We do not regard the question of jurisdiction either as to the parties or subject matter as being raised in the present case. Appellants sought equitable relief and appellees joined issue upon the merits without raising the question of jurisdiction. All parties submitted themselves to a court of equity for a determination of the matters in dispute between them, and the defendants have not raised the question of jurisdiction either in the court below or here.

The learned court below dismissed the bill upon the ground that the defendants were entitled to' the $14.00 per share profit and had nothing to account for. In our opinion this was .error and it therefore becomes necessary to reverse the decree.

There is some confusion in the record as to the exact number of shares of “treasury stock” sold to Callery. In this opinion we have mentioned 1,921 shares because that was the amount of stock claimed by appellants to have been in the treasury and unissued. If this is not the correct number of shares that fact can be ascertained by the court below when the case is again heard.

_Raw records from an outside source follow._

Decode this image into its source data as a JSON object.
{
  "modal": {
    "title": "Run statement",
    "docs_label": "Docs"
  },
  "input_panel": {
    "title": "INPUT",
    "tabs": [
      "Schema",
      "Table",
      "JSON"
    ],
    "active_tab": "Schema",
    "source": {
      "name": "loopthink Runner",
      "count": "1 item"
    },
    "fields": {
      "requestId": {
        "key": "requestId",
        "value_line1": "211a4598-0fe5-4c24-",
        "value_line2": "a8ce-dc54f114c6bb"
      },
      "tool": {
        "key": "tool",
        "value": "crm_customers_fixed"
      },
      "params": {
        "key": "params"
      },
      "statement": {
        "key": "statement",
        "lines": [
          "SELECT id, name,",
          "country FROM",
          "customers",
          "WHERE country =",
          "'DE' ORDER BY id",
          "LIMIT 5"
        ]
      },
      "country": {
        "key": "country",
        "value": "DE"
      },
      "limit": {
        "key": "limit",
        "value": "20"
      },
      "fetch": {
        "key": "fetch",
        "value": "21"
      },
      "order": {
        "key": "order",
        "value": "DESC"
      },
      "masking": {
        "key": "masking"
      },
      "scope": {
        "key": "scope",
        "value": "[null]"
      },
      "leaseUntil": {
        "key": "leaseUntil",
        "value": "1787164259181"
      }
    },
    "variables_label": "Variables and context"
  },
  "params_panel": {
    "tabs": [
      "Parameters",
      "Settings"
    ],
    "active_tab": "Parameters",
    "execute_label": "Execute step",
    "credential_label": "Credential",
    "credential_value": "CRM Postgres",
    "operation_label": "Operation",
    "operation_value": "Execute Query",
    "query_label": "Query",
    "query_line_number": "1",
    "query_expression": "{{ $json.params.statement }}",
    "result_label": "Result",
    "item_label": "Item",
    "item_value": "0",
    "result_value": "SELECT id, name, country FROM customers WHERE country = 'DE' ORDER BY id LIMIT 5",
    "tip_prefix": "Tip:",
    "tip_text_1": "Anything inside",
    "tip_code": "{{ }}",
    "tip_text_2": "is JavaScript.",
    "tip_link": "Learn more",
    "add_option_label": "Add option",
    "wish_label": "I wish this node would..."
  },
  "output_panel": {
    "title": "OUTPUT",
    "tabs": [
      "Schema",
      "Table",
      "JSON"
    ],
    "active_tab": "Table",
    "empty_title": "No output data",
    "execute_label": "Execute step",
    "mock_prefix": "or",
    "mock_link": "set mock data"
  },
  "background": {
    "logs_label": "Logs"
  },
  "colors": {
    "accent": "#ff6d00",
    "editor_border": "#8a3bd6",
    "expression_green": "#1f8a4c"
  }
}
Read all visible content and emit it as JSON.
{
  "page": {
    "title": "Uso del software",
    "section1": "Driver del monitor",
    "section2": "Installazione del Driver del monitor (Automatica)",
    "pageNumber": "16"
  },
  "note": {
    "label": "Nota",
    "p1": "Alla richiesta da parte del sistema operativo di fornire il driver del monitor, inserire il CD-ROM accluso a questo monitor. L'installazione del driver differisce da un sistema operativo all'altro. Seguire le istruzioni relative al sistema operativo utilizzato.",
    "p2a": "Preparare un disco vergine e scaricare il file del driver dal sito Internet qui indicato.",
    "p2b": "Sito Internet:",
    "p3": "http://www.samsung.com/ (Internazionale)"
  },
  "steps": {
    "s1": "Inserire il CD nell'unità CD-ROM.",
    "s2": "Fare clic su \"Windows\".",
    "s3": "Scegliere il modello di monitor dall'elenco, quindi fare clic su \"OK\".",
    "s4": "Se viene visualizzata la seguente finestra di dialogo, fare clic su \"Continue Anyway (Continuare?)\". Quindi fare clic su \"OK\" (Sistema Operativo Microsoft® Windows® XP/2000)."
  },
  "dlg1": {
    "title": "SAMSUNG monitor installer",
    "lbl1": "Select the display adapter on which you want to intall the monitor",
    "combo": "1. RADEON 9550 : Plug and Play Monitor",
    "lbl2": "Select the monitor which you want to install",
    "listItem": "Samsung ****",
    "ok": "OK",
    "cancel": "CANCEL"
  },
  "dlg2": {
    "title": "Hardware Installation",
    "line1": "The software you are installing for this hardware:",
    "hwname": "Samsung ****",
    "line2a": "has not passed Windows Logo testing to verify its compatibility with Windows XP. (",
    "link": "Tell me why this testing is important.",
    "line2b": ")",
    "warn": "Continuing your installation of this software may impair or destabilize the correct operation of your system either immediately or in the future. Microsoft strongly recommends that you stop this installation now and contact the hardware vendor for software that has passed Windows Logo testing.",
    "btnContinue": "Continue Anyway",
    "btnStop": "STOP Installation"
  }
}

We entirely agree with the contention of appellants that the appellees should be decreed to be trustees for the stockholders of record when the shares were sold to Callery, and that they should be required to account to those stockholders for their respective shares of that profit according to their stock holdings at that time.

Decree reversed, bill reinstated and record remitted in order that a decree may be entered in conformity with the views expressed in this opinion and in Hechelman v. Geyer, 248 Pa. 430. The costs below and here to be paid by appellees.